Yahoo Answers is shutting down on May 4th, 2021 (Eastern Time) and beginning April 20th, 2021 (Eastern Time) the Yahoo Answers website will be in read-only mode. There will be no changes to other Yahoo properties or services, or your Yahoo account. You can find more information about the Yahoo Answers shutdown and how to download your data on this help page.

Matlab vectorization - why is it faster?

So I've read all sorts of things on the virtues of vectorizing Matlab code. It's got serious speed advantages (one listing showed a 40x speed increase on operations over a vector of 100,000 elements), but nobody seems to want to explain quite why.

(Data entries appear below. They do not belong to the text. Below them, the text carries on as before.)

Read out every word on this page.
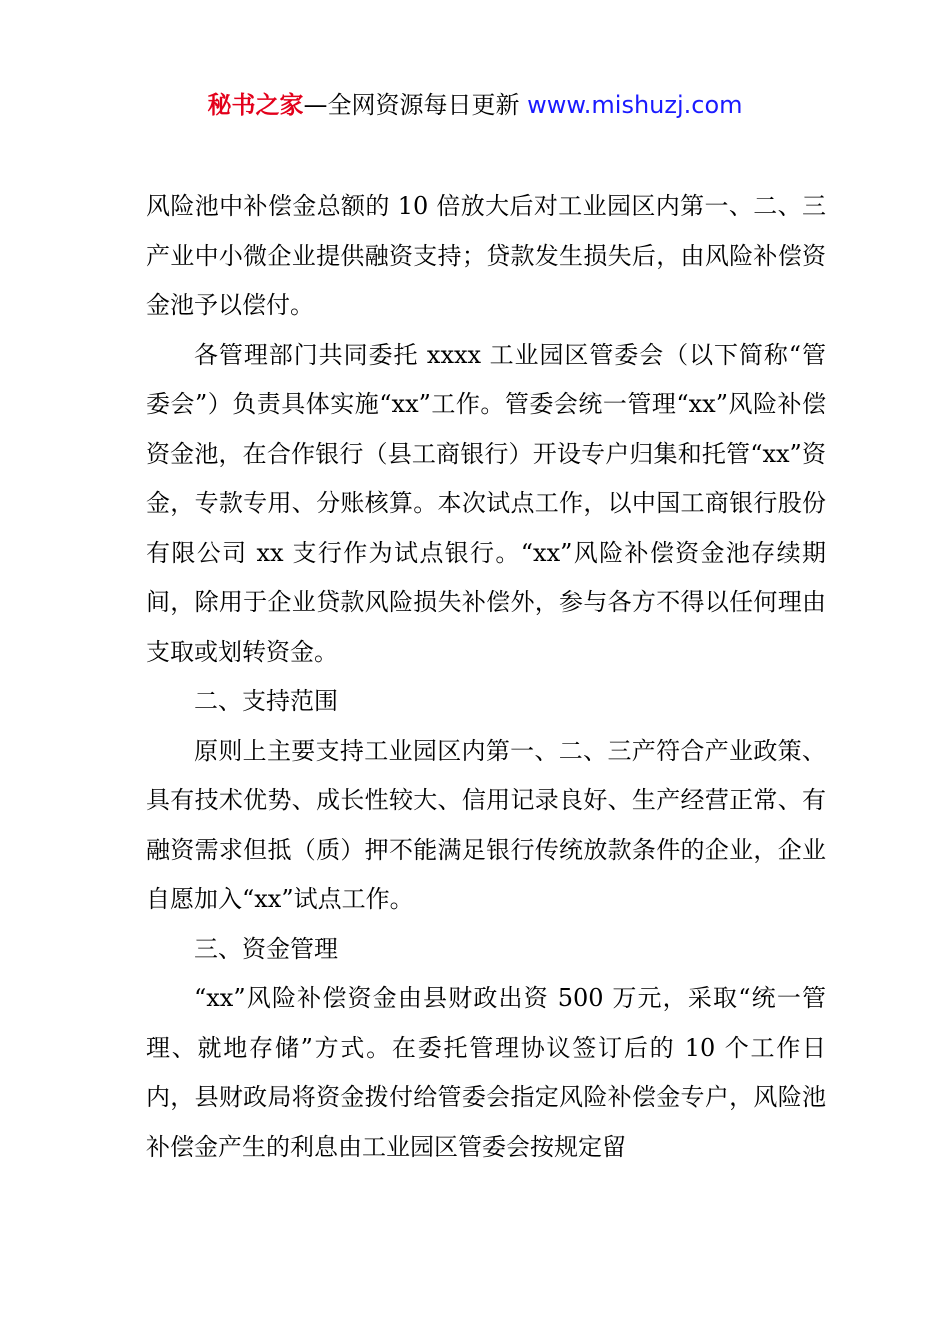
秘书之家—全网资源每日更新 www.mishuzj.com

风险池中补偿金总额的 10 倍放大后对工业园区内第一、二、三产业中小微企业提供融资支持；贷款发生损失后，由风险补偿资金池予以偿付。

各管理部门共同委托 xxxx 工业园区管委会（以下简称“管委会”）负责具体实施“xx”工作。管委会统一管理“xx”风险补偿资金池，在合作银行（县工商银行）开设专户归集和托管“xx”资金，专款专用、分账核算。本次试点工作，以中国工商银行股份有限公司 xx 支行作为试点银行。“xx”风险补偿资金池存续期间，除用于企业贷款风险损失补偿外，参与各方不得以任何理由支取或划转资金。

二、支持范围

原则上主要支持工业园区内第一、二、三产符合产业政策、具有技术优势、成长性较大、信用记录良好、生产经营正常、有融资需求但抵（质）押不能满足银行传统放款条件的企业，企业自愿加入“xx”试点工作。

三、资金管理

“xx”风险补偿资金由县财政出资 500 万元，采取“统一管理、就地存储”方式。在委托管理协议签订后的 10 个工作日内，县财政局将资金拨付给管委会指定风险补偿金专户，风险池补偿金产生的利息由工业园区管委会按规定留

So that's my question. I could understand it if for instance it were operating on shorts and could fit several in a register at a time, so we could perform operations on four values with a single processor call, but MatLab shows massive speed increases on long strings of floating point ( > 1 word long) numbers.

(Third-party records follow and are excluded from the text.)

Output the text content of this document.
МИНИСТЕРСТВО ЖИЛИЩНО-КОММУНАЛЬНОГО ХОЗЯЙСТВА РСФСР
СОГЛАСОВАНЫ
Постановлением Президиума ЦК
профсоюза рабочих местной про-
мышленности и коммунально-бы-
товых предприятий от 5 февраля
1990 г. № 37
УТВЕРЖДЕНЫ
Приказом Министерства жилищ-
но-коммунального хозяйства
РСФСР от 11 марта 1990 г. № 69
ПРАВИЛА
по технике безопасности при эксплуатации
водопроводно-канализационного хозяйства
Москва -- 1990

It's my understanding that MatLab is implemented in C++, so I really can't see why it doesn't simply run for loops extremely quickly - and I can't work out how it performs these long vector operations without essentially running a for loop over the length of an array.

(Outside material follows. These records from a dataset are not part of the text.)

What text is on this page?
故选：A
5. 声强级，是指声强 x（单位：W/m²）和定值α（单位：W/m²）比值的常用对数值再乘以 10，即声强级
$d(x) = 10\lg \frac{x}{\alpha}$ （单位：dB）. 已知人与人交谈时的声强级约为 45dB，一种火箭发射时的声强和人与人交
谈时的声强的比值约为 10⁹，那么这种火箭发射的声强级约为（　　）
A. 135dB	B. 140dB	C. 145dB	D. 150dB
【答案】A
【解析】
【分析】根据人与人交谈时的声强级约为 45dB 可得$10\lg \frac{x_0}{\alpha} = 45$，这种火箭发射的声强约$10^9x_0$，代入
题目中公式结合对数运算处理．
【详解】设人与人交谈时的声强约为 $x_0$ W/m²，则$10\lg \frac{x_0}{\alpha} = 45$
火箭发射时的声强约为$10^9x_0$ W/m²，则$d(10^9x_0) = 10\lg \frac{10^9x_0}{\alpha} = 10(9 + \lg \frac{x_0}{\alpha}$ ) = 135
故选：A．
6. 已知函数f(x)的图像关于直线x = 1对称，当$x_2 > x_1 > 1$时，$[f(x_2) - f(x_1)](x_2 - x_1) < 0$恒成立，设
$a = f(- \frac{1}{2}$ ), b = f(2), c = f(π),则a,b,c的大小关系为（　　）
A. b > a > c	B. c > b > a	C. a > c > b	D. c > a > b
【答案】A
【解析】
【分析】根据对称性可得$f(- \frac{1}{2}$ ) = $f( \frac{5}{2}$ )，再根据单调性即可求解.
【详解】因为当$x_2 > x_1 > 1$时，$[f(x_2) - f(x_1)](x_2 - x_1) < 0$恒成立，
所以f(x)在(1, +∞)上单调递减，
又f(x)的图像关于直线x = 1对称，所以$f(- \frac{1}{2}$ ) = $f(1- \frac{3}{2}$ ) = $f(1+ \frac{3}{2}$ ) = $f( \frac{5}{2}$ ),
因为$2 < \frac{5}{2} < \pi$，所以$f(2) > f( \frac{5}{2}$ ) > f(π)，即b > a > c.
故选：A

If anyone could offer help, that would be much appreciated...

Thanks,

James

2 Answers

Relevance
  • Pfo
    Lv 7
    1 decade ago
    Favorite Answer

    You've fallen for a little trick :)

    32 bit processors work best with 32 bits of data. You might think that using 16 bit integers would be faster, because it can process 2 at a time, but that's totally false. It's actually slower to use values that aren't 32 bit, because the processor has to do some extra book keeping. When processing 32 bit values, the process can streamline them. When processing 16 bit values, the process has to stall and wait for another 16 bit value to come into the pipeline, or execute without one if that isn't happening.

    I assume by vectorizing you mean using the streaming instructions of the processor? Well, the simple answer is because the streaming instructions are very quick for loops. Instead of the processor being dumb and moving memory around its registers, it knows that it's going to process N 32 bit values and do <this> with them. It doesn't bother using instructions to increment indices, it all happens internally. The net result is fewer CPU instructions to peform the same task a for loop can.

  • ?
    Lv 4
    4 years ago

    c++, c and assembly is like speaking in Russian devoid of making use of an interpreter. attempt to income Russian as a 2nd language which isn't person-friendly yet interior the tip you will communicate quicker. Java, Python and Matlab are like hiring an interpreter to interpret each be conscious you assert, you do not could desire to go through gaining understanding of Russian in spite of the shown fact that it is going to consume time. In c++ for occasion you deal without delay with the reminiscence addresses, there's not something extra useful. yet with immediately's computers the differnce will in basic terms take place once you clean up and compute alof of equations for 3-d pics that's could desire to be finished a t just about actual time all you're making use of seek techniques to clean up for optimum recommendations making use of C and C++ in those initiatives will make an excellent sort of differnce. ;;;;;;;;;;;;;;;;;;;;;;; processors run laptop classes those processors comprehend a low point language like assembly the concern with low point language is that it consumes some time handling the technicality of the processor, through fact of this compiled and interpreted language are available place compiled language generate a code which will deal without delay with the laptop, interpreted languages will could desire to bypass via a guy made interface this slows the laptop yet improve your instinct and forestall you from dropping some time handling low point reminiscence subject concerns and so on

Still have questions? Get your answers by asking now.